Five Flavors Asian Chicken Noodle Soup by Lisa Villiarimo, Food Specialist
Ingredients: Chicken Stock: 2 tbsp avocado or coconut oil 4 chicken thighs 1 stalk lemongrass, bruised 1/2 onion, quartered 3 slices fresh ginger 3 cloves garlic, smashed 3 kaffir lime leaves (optional but delicious) 8 cups filtered water sea salt & pepper Spice Paste: 1 stalk lemongrass, pale part only, finely chopped 1/2 onion, roughly chopped 3 garlic cloves, roughly chopped 3 inch piece fresh turmeric, peeled and roughly chopped (or sub 2 tsp turmeric powder) 2 inch piece ginger, peeled and roughly chopped 3 tsp ground coriander 1 tsp ground cumin 1 tsp sea salt
Soup: 1 tbsp avocado or coconut oil 1 cup coconut milk 1 tbsp lime juice 3 stalks celery, chopped 3 carrots, chopped 1 head broccoli florets 1/2 lb green beans, chopped 1 small sweet potato, chopped 1 chili pepper (to your personal spice level) sea salt & pepper 3 bunches dried rice or mung bean glass noodles
Garnish: Cilantro leaves sriracha or similar chili paste lime wedges
Method: Chicken Stock: Heat the oil in large pot over high heat.

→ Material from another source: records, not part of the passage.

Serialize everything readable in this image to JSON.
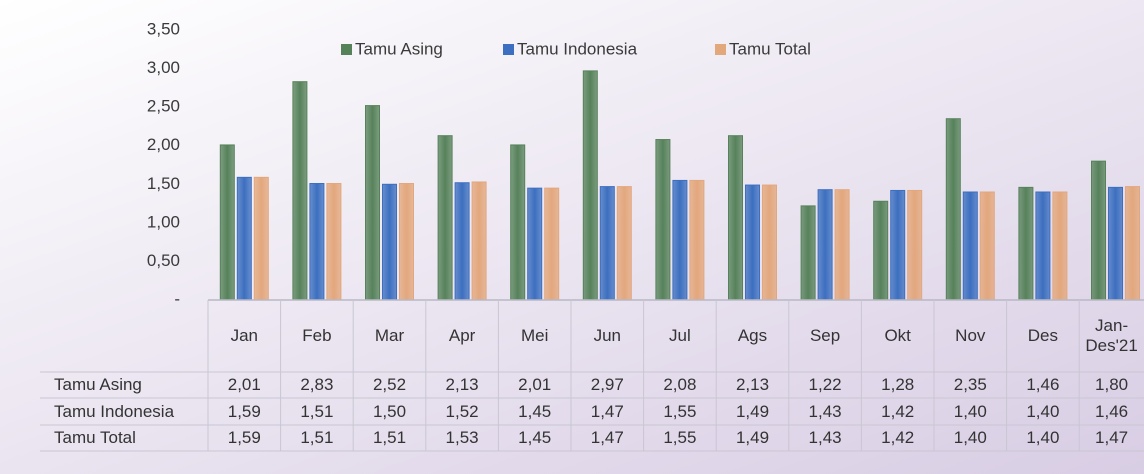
{
  "chart_data": {
    "type": "bar",
    "categories": [
      "Jan",
      "Feb",
      "Mar",
      "Apr",
      "Mei",
      "Jun",
      "Jul",
      "Ags",
      "Sep",
      "Okt",
      "Nov",
      "Des",
      "Jan-Des'21"
    ],
    "series": [
      {
        "name": "Tamu Asing",
        "color": "#56825a",
        "values": [
          2.01,
          2.83,
          2.52,
          2.13,
          2.01,
          2.97,
          2.08,
          2.13,
          1.22,
          1.28,
          2.35,
          1.46,
          1.8
        ],
        "value_labels": [
          "2,01",
          "2,83",
          "2,52",
          "2,13",
          "2,01",
          "2,97",
          "2,08",
          "2,13",
          "1,22",
          "1,28",
          "2,35",
          "1,46",
          "1,80"
        ]
      },
      {
        "name": "Tamu Indonesia",
        "color": "#3c6fc0",
        "values": [
          1.59,
          1.51,
          1.5,
          1.52,
          1.45,
          1.47,
          1.55,
          1.49,
          1.43,
          1.42,
          1.4,
          1.4,
          1.46
        ],
        "value_labels": [
          "1,59",
          "1,51",
          "1,50",
          "1,52",
          "1,45",
          "1,47",
          "1,55",
          "1,49",
          "1,43",
          "1,42",
          "1,40",
          "1,40",
          "1,46"
        ]
      },
      {
        "name": "Tamu Total",
        "color": "#e3a77c",
        "values": [
          1.59,
          1.51,
          1.51,
          1.53,
          1.45,
          1.47,
          1.55,
          1.49,
          1.43,
          1.42,
          1.4,
          1.4,
          1.47
        ],
        "value_labels": [
          "1,59",
          "1,51",
          "1,51",
          "1,53",
          "1,45",
          "1,47",
          "1,55",
          "1,49",
          "1,43",
          "1,42",
          "1,40",
          "1,40",
          "1,47"
        ]
      }
    ],
    "ylim": [
      0,
      3.5
    ],
    "yticks": [
      {
        "value": 0,
        "label": "-"
      },
      {
        "value": 0.5,
        "label": "0,50"
      },
      {
        "value": 1,
        "label": "1,00"
      },
      {
        "value": 1.5,
        "label": "1,50"
      },
      {
        "value": 2,
        "label": "2,00"
      },
      {
        "value": 2.5,
        "label": "2,50"
      },
      {
        "value": 3,
        "label": "3,00"
      },
      {
        "value": 3.5,
        "label": "3,50"
      }
    ],
    "legend": "top"
  }
}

Season the chicken thighs with salt & pepper and fry for a few minutes on each side until slightly browned. Add the lemongrass, ginger, garlic, lime leaves and 8 cups of water. Bring to a boil, then reduce the heat to medium and cook for about 45-60 minutes. Remove the chicken pieces from the stock and set aside for later. Strain the broth. When the chicken is cool enough to handle, shred or roughly chop the meat. Spice Paste: Blend the ingredients in a blender until smooth. Add some chicken broth if needed to blend smoothly. Soup: Heat 1 tablespoon of oil in a large pot over medium-high heat. Add the spice paste and cook, stirring for about a minute or until fragrant. Add the celery, carrots, sweet potato and chili pepper, cooking until slightly softened. Add the shredded chicken, coconut milk and chicken broth and simmer until the sweet potato is fully cooked. Add the green beans and broccoli and cook another few minutes. Turn off the flame and add the lime juice and season with sea salt & pepper to taste. Soak the noodles in hot water for 5-10 minutes or until tender. Drain and divide among serving bowls. Ladle soup over noodles. Top with coriander leaves, a lime wedge and sriracha or similar chili paste, if desired.